Before doing anything in these stands of larger trees, you should get technical advice and/or assistance from the local service forester or a cooperating forester Here is where the training and experience of the forester comes to your assistance. He or she can tell you which trees to save or to cut. and why. Remember, when you delay the first thinning. you greatly postpone the day for a profitable harvest.
Fuelwood As a Product of Thinnings
Our woodlots have often been mismanaged, over cut, or neglected. Past cutting practices left our woodlands with an overabundance of crooked, diseased and otherwise previously unsaleable trees. Through the demand for firewood, a market for the sale of these trees may be available.

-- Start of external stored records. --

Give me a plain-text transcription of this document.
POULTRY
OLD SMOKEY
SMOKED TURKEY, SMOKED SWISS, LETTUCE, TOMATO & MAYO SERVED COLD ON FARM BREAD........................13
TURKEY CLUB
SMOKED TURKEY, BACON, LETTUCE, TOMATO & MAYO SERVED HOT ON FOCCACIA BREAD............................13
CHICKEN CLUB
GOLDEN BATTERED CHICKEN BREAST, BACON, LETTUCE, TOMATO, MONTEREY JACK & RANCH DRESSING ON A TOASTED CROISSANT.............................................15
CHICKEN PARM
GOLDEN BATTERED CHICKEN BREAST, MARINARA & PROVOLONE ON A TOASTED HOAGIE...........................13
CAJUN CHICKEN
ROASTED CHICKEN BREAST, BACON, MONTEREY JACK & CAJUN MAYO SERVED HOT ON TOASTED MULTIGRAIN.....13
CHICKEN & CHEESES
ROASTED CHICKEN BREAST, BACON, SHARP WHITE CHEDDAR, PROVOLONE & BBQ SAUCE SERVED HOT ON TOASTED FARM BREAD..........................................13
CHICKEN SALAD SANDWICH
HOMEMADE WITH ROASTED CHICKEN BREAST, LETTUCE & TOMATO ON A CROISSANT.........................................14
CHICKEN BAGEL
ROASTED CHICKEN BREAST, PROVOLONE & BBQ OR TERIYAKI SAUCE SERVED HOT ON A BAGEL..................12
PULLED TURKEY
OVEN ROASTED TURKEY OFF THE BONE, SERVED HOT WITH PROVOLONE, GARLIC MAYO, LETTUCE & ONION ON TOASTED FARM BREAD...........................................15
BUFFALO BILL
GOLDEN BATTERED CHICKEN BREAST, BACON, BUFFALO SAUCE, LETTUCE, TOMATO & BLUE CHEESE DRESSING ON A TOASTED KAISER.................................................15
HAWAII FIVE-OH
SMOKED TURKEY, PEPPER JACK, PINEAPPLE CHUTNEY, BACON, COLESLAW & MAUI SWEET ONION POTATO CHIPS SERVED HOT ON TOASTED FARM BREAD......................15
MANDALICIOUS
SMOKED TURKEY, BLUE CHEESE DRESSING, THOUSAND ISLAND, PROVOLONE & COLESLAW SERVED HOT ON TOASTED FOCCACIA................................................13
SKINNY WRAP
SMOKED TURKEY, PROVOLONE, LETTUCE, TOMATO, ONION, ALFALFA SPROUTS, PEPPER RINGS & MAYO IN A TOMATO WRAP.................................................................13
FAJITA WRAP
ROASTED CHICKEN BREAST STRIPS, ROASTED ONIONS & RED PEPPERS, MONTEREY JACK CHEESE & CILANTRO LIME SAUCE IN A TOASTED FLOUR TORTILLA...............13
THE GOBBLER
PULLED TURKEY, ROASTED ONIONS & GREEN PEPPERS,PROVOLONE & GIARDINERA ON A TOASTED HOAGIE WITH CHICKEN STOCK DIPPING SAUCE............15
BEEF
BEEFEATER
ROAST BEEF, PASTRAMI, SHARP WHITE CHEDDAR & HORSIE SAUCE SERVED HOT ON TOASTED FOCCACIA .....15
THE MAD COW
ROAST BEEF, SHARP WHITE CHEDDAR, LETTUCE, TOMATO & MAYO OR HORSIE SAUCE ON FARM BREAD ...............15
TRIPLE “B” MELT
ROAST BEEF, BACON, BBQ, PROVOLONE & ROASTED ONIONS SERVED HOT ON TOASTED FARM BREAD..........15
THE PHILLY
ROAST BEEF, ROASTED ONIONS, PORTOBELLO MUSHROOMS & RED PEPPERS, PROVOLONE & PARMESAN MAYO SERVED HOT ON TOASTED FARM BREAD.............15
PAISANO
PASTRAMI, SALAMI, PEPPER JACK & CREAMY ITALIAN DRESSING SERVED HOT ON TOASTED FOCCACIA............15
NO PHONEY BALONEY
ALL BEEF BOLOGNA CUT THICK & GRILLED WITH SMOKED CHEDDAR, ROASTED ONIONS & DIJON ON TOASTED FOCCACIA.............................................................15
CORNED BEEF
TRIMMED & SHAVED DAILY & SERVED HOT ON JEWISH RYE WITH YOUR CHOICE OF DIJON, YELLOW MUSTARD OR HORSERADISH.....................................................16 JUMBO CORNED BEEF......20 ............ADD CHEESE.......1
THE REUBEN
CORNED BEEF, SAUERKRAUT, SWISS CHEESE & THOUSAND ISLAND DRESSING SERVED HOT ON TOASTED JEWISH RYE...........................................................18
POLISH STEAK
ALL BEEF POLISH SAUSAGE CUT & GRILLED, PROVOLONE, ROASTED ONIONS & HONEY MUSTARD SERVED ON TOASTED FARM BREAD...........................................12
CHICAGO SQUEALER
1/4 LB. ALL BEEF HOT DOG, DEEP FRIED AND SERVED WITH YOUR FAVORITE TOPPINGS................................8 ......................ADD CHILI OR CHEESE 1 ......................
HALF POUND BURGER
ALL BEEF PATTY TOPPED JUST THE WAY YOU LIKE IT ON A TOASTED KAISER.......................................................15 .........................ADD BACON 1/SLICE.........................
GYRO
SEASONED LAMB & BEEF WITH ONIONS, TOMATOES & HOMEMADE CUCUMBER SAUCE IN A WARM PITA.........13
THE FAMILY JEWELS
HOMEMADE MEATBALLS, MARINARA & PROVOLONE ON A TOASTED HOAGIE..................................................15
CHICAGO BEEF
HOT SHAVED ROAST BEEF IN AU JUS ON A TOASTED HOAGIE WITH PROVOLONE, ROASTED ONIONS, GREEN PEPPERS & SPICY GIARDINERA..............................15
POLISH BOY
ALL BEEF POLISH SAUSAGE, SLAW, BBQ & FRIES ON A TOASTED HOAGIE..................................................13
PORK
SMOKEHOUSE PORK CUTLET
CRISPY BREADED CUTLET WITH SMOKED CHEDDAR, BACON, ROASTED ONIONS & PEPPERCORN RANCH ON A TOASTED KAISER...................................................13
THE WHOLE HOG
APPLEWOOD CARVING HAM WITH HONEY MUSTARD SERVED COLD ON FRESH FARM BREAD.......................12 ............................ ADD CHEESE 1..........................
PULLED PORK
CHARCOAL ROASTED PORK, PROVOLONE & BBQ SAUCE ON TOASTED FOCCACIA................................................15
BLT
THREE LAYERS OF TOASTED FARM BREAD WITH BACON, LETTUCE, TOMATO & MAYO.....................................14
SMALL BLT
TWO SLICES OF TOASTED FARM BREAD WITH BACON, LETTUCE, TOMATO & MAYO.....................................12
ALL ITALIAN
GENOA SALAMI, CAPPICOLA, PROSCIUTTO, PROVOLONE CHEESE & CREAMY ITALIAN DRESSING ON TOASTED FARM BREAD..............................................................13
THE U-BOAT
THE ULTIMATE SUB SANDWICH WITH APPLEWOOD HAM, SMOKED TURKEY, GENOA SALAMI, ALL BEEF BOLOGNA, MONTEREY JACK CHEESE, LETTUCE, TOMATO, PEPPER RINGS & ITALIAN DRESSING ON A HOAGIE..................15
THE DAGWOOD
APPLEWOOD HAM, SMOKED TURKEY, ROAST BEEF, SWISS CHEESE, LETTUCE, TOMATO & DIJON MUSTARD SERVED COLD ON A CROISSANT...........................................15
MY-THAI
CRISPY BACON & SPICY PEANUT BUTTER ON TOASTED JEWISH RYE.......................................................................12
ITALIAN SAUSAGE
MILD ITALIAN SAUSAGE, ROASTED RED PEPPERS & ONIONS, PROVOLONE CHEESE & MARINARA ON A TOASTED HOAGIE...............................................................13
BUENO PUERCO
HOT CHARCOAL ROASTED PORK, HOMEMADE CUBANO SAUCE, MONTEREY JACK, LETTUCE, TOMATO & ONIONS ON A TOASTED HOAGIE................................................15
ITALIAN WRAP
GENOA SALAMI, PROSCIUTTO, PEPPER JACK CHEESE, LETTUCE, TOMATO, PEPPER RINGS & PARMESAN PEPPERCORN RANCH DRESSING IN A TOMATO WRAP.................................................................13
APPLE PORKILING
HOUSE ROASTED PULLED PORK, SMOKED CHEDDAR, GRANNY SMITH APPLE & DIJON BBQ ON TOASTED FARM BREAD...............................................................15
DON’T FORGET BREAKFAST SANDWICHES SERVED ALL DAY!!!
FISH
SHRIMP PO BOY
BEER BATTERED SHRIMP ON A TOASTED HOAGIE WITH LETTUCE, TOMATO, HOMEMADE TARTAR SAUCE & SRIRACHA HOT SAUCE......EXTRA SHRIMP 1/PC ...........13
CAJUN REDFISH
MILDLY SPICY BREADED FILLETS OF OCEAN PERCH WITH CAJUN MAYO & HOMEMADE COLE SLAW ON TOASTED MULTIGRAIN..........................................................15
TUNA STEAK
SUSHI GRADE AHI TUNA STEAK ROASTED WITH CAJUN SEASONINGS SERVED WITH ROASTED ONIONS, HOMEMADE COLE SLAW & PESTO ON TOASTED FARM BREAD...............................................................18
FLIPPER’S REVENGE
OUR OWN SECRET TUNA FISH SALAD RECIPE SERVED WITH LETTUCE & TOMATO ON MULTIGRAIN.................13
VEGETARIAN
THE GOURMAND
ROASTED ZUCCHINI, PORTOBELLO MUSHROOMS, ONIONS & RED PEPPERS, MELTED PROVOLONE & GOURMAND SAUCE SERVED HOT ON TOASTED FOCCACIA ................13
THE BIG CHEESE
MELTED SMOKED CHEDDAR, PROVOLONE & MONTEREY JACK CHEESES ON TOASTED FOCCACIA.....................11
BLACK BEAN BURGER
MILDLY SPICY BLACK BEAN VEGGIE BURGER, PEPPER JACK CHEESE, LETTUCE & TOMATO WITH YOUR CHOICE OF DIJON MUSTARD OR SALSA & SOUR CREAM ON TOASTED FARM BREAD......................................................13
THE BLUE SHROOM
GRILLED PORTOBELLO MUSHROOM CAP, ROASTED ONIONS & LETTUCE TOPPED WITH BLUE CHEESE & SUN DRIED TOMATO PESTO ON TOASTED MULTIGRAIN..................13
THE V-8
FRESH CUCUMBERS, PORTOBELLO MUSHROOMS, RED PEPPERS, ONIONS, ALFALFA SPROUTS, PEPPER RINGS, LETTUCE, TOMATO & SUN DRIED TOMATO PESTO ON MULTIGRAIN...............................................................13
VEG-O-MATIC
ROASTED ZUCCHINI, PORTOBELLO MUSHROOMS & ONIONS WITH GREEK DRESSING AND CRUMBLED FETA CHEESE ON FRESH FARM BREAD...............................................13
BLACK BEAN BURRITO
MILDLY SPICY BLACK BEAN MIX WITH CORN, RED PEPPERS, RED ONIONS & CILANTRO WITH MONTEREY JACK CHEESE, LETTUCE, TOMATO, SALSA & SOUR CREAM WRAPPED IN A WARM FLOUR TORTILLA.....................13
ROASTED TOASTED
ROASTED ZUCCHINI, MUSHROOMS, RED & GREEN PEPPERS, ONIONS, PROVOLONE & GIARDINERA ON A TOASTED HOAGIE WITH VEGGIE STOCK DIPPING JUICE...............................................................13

By removing these diseased, deformed or dying trees, you can increase the growth of the more desirable trees that are needed for lumber and veneer while increasing the worth of your woodlot.
In some high-quality stands, the trees to be removed are as high in quality as the crop trees. Although this may be disturbing, remember that most of the trees you are removing will not live to maturity. At some future time, they will be shaded out and die.
Each of the thinning and improvement methods described has its particular merits. A forester's advice should be sought as to the method most suitable in your case. This decision will be based on the age of the stand and possible markets for the timber.
Privately owned woodlots are an important contributor to our forest products economy. We need to increase the production of high quality timber from all our forests if we are to meet future needs for wood and wood products.
Good timber is valuable. Do yourself and your woodlands a favor and take steps now to improve your tree stand.